Rotisserie Chicken Recipe: Sonoma Chicken Salad


Sonoma Chicken Salad is a one of my favorite recipes to share with other women. For some reason, women in the south LOVE chicken salad. And there’s even an entire chain of restaurants devoted to everyone’s favorite bridal luncheon staple. As a personal chef, I make it for weekly clients, baby showers, and bridal showers on the regular. But this is not a kid-friendly recipe – this is a southern lady staple. 

Rotisserie Chicken Recipe Sonoma Chicken Salad

The key to making chicken salad consistently and quickly is a store-bought Rotisserie chicken. These chickens are a gift to busy mamas from the grocery-store gods. They’re completely ready to eat and are not much more expensive than buying a whole chicken. Especially if you shop at Costco, where they act as a loss leader for the warehouse. There are a million ways to use a rotisserie chicken (and here are fifteen) but my favorite is Sonoma Chicken Salad. It’s sweet, savory, and healthy to boot.

Sonoma Chicken Salad with Grapes and Pecans and Rotisserie Chicken

Store-bought chicken salad is almost always disappointing. It frequently is bland, has too much mayonnaise, and sells for a premium. The Sonoma Chicken Salad sold at one of my nearby stores sells less than one cup of chicken salad for over six dollars! And it has whole grapes in it. WHOLE GRAPES – don’t even get me started on that ridiculousness. The beauty of Sonoma Chicken Salad is the balance of sweet and savory, and if you have whole grapes, you completely upset that balance. I used to only use diced apple for chicken salad because I thought slicing grapes was too tedious. But now that I have a toddler, it’s a daily occurrence anyway, so I might as well slice extra for myself.

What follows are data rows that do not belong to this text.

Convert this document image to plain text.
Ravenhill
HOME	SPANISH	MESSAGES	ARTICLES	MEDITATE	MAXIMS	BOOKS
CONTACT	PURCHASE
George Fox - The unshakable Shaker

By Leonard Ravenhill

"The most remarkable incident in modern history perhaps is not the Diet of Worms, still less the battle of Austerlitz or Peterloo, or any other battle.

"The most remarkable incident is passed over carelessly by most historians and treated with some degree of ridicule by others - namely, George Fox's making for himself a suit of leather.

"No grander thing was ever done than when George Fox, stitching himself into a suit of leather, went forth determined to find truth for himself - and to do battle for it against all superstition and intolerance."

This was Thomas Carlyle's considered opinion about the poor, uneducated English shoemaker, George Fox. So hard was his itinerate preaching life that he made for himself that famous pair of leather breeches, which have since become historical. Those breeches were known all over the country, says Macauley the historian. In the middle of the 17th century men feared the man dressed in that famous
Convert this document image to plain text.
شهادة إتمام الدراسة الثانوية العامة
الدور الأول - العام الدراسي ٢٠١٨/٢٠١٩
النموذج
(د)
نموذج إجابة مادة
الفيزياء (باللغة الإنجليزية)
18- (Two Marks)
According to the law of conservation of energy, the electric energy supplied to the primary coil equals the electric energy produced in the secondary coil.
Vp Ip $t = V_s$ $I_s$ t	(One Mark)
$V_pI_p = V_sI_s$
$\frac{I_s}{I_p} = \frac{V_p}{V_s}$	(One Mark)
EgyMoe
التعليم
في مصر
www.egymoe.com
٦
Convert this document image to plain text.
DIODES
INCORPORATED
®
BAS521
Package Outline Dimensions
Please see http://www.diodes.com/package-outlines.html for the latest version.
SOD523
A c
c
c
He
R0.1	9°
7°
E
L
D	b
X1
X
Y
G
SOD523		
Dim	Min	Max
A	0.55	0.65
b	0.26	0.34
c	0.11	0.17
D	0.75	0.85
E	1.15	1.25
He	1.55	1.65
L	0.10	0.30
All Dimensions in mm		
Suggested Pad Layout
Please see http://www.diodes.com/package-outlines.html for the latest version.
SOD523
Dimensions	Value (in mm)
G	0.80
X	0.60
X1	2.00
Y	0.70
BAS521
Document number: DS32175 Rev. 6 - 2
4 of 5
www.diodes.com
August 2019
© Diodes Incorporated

The beauty of this recipe is that it’s completely adaptable to your ingredients on hand. No grapes? Use diced apple. No apple? Use dried cranberries or raisins. Don’t like red onion? Throw in some celery. No celery in the fridge? Just skip it then. You can sub almost any toasted nut for the pecans, and the poppy seeds just add color and texture, so if you’re out, just skip it. In my view, a recipe is just a guideline, not a hard and fast rule. So I hope you’ll make my Sonoma Chicken Salad at home and hide it from the rest of the family. It’s all yours, mama!